On December 22, President Biden signed into law the National Defense Authorization Act (NDAA) for Fiscal Year 2024, legislation that, among other things, authorizes funding for the U.S. Armed Forces – to include essential U.S. maritime programs supporting defense sealift services, the American maritime workforce and U.S. shipbuilding.
The NDAA contains authorization for several key U.S. maritime programs, which directly sustain and support jobs for U.S. merchant mariners, including members of American Maritime Officers, and broadly benefit the U.S. Merchant Marine and its crucial roles in strategic sealift and national defense shipping operations. The act also contains several provisions addressing issues of high importance to U.S. mariners and the operations of the U.S.-flag merchant fleet.

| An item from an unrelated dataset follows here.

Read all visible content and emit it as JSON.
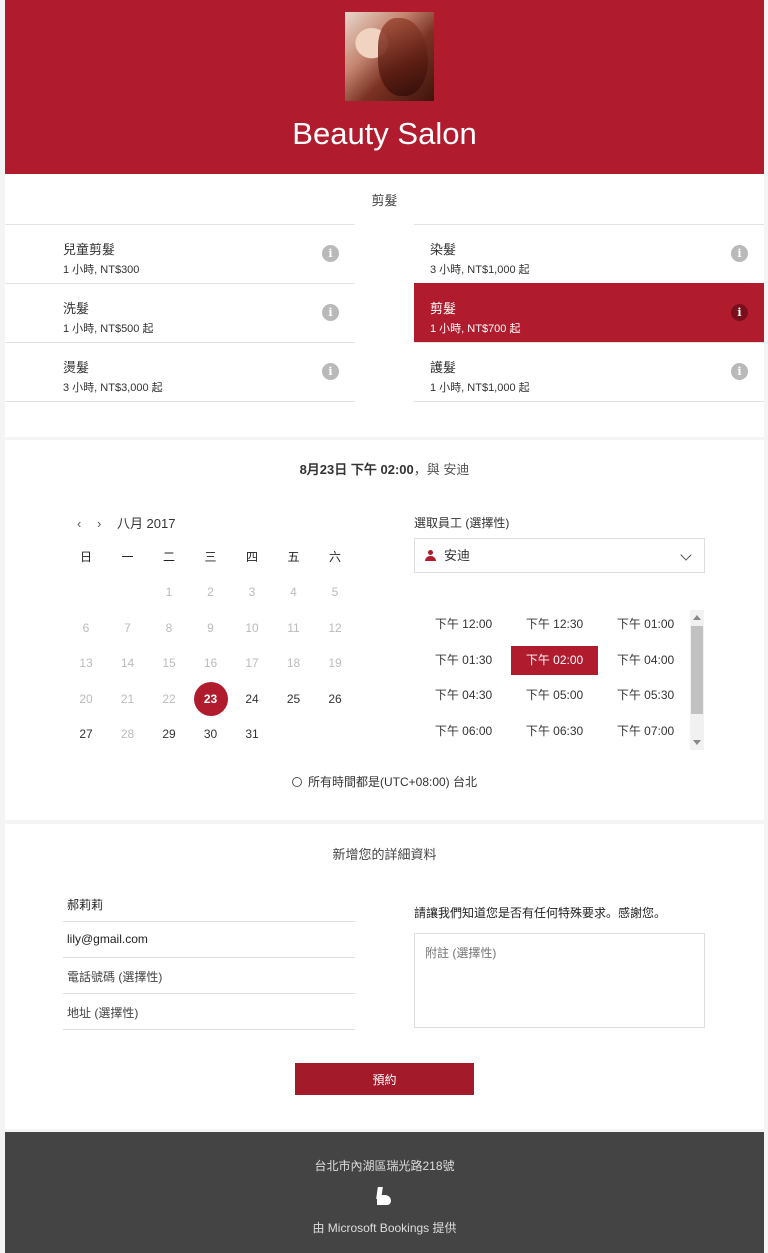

While the NDAA sets funding levels and authorizes spending on specific programs, actual funding must be appropriated separately by Congress and approved by the President. Depending on whether or not Congress appropriates money, and in what form such appropriations are crafted legislatively, actual funding levels for branches of the military, and government programs and agencies covered by the NDAA, may differ from the authorized levels.
For fiscal year 2024, the NDAA authorizes full funding of $318 million for the Maritime Security Program (MSP) fleet.
The MSP’s 60 militarily-useful U.S.-flagged ships are crewed by U.S. merchant mariners and operate in international commercial trades. The ships and their corresponding privately-owned intermodal cargo systems and networks are available to the Department of Defense for military sealift operations and in national security emergencies. The cost of the MSP amounts to a small fraction of the estimated $65 billion or more it would cost the government to replicate the sealift capacity and the intermodal infrastructure provided to the DOD by private-sector MSP participants. Some elements of the transportation and logistics networks made available through the MSP could not be duplicated by the government at any cost.
In the previous NDAA approved for fiscal year 2023, full funding for the Tanker Security Program was authorized for 10 commercially viable, militarily useful, privately-owned tank vessels to meet national defense and other security requirements. The fiscal year 2023 NDAA also mandated the expansion of the Tanker Security Program to 20 vessels for fiscal years 2024 through 2035, and authorized a corresponding increase in funding to meet the stipend for each vessel enrolled in the program. Like the Maritime Security Program, the funding for the Tanker Security Program will need to be appropriated each year, even though the program is fully authorized to be funded through 2035.
Funding for the U.S. Cable Security Program and its fleet of two ships was also authorized under previously approved legislation establishing the program.
The NDAA for fiscal year 2024 authorizes new money for the National Security Multi-Mission Vessel Program, to include $17.6 million for training ship fuel assistance. One NSMV has already been delivered to a maritime training academy and another four are in various stages of construction.
Additionally, $30.5 million for maintenance and repair of existing maritime academy training vessels, as well as $75 million in funding to support the ongoing construction of new training ships, is included in the NDAA for fiscal year 2024. These vessels will also be available for deployment, both domestically and abroad, in defense sealift and humanitarian crisis missions.
The NDAA authorizes $198.5 million in funding for the U.S. Merchant Marine Academy, and approximately $66.6 million to support the state maritime academies.
The act also authorizes a total of $40 million for new loan guarantees under the Maritime Administration’s Title XI shipbuilding loan guarantee program, which eases access to commercial credit for the construction of merchant vessels in U.S. shipyards, as well as $3 million for administrative expenses related to the program. The fiscal year 2024 authorization for Title XI is $10 million higher than that contained in the fiscal year 2023 NDAA.
The fiscal year 2024 NDAA also institutes a new rule requiring vessels being reflagged into U.S. registry to remain for a minimum of three years. U.S.-flag registry is among the requirements for participation in shipments of cargoes covered by U.S. cargo preference laws.
The NDAA also further empowers MARAD with authority over any waivers to cargo preference laws, as well as oversight authority for cargo preference compliance among U.S. government agencies.